Die EU-Kommission hat bereits ihre Zustimmung erteilt. Gemeinsam würden der Münchner Traditionskonzern und sein US-Konkurrent Praxair ein Viertel des Weltmarkts beherrschen - mit rund 80.000 Mitarbeitern und gut 24 Milliarden Euro Jahresumsatz.

Wenn der Zusammenschluss nun wie geplant über die Bühne geht, verliert Deutschland gegen den Widerstand der Arbeitnehmer damit den Sitz eines traditionsreichen Industriekonzerns. Die Gewerkschaften machen sich Sorgen um die Arbeitsplätze. «Dieser Zusammenschluss rechnet sich nicht - weder für die Aktionäre, noch für die Beschäftigten, noch für den Industriestandort Deutschland», erklärte Michael Vassiliadis, Vorsitzende der Chemiegewerkschaft IG BCE in Hannover.

Linde beschäftigt nach Gewerkschaftangaben in Deutschland rund 7000 Menschen. «Die ökonomische Sinnhaftigkeit dieser Transaktion ist zweifelhaft, Ertrag und Kosten stehen in keinem Verhältnis», kritisierten IG Metall-Chef Jörg Hofmann und Vassiliadis.

Das neue Unternehmen soll zwar nach wie vor Linde heißen, doch als Chef vorgesehen ist der Praxair-Vorstandsvorsitzende Steve Angel. Er soll den Konzern künftig von Danbury in den USA aus führen. Unternehmenssitz soll die irische Hauptstadt Dublin werden - dort sind die Steuern niedriger.

Der langjährige Linde-Vorstandschef und heutige Aufsichtsratschef Wolfgang Reitzle soll Aufsichtsratschef des neuen Weltmarktführers werden. Er hatte die Fusion gegen den heftigen Widerstand der Arbeitnehmer im Linde-Aufsichtsrat vorangetrieben.

Das Münchner Traditionsunternehmen hatte schon im Juli bekanntgegeben, dass sein Massengeschäft in den USA sowie Geschäft in Kanada und Südamerika an den hessischen Gasekonzern Messer und den Finanzinvestor CVC verkauft werden. Den US-Kartellwächtern war das aber zu wenig. Deshalb besserte Linde nach.

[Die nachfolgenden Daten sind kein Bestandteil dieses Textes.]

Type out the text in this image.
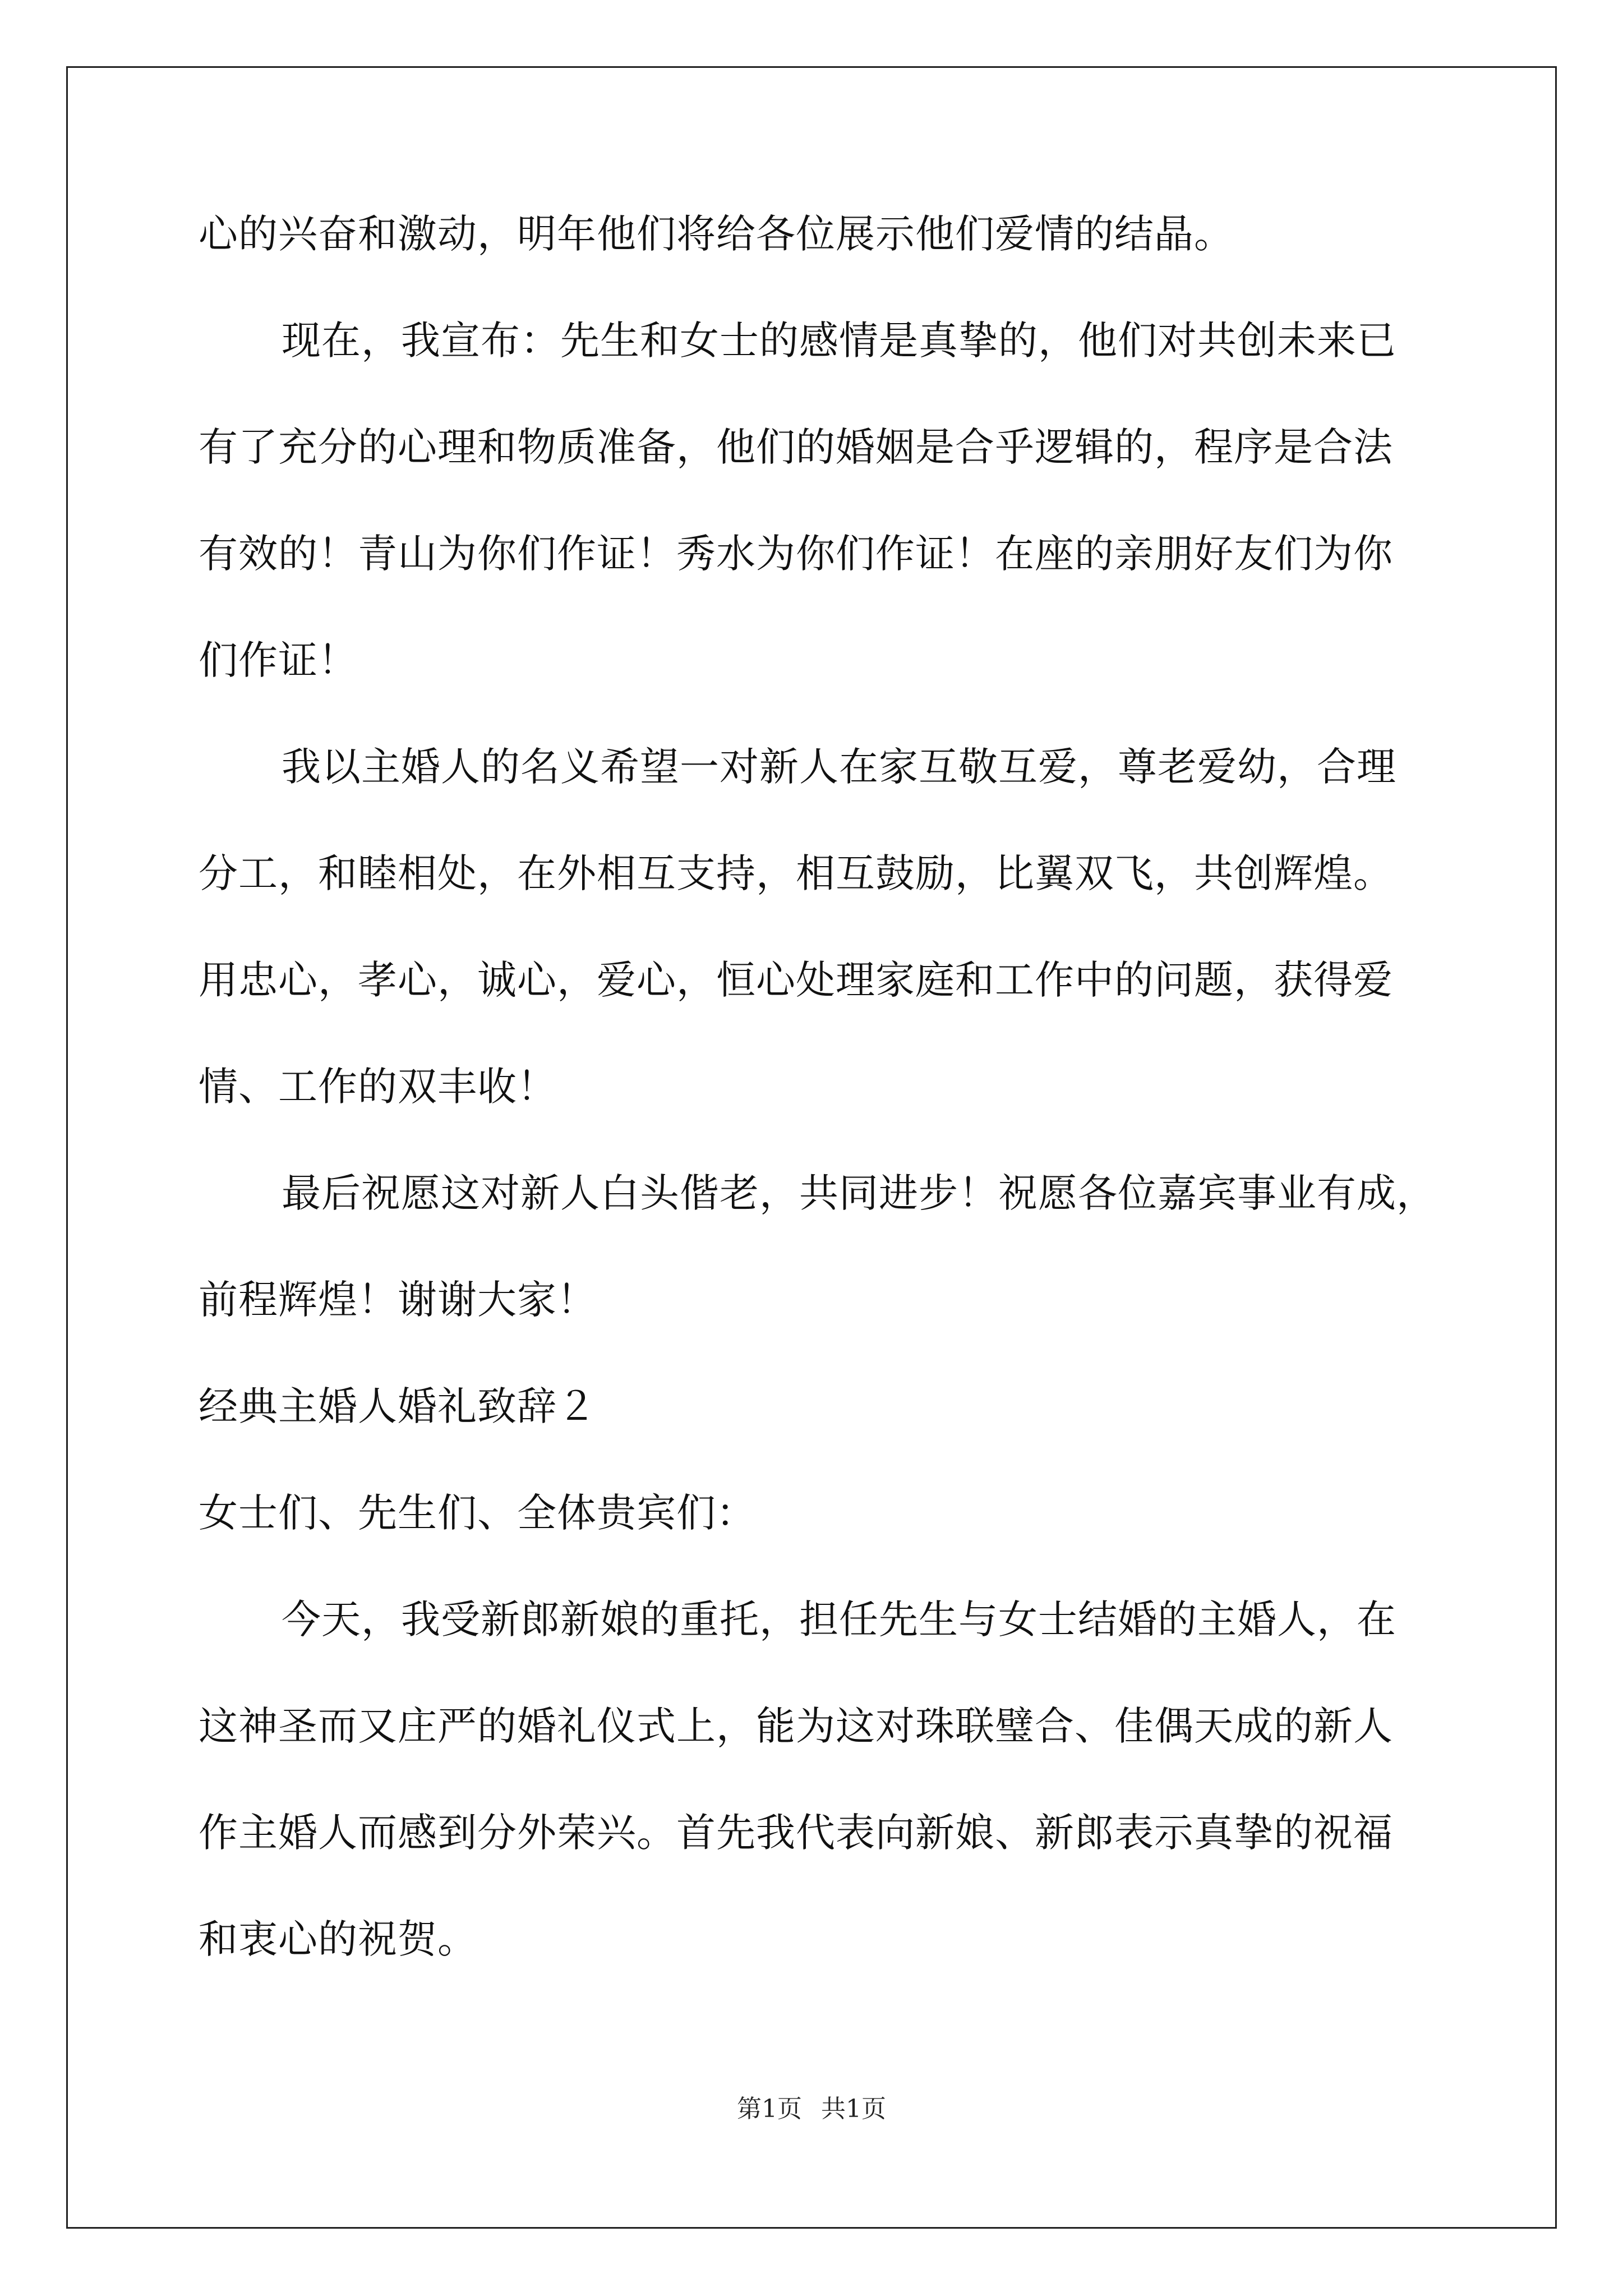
心的兴奋和激动，明年他们将给各位展示他们爱情的结晶。
现在，我宣布：先生和女士的感情是真挚的，他们对共创未来已
有了充分的心理和物质准备，他们的婚姻是合乎逻辑的，程序是合法
有效的！青山为你们作证！秀水为你们作证！在座的亲朋好友们为你
们作证！
我以主婚人的名义希望一对新人在家互敬互爱，尊老爱幼，合理
分工，和睦相处，在外相互支持，相互鼓励，比翼双飞，共创辉煌。
用忠心，孝心，诚心，爱心，恒心处理家庭和工作中的问题，获得爱
情、工作的双丰收！
最后祝愿这对新人白头偕老，共同进步！祝愿各位嘉宾事业有成，
前程辉煌！谢谢大家！
经典主婚人婚礼致辞２
女士们、先生们、全体贵宾们：
今天，我受新郎新娘的重托，担任先生与女士结婚的主婚人，在
这神圣而又庄严的婚礼仪式上，能为这对珠联璧合、佳偶天成的新人
作主婚人而感到分外荣兴。首先我代表向新娘、新郎表示真挚的祝福
和衷心的祝贺。
第1页 共1页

Praxair wiederum verkauft sein Europageschäft an den japanischen Konkurrenten Nippon Sanso. Die US-Kartellbehörde fürchtete unter anderem eine marktbeherrschende Stellung bei des fusionierten Konzerns bei flüssigem Sauerstoff, flüssigem Kohlendioxid und flüssigem Stickstoff.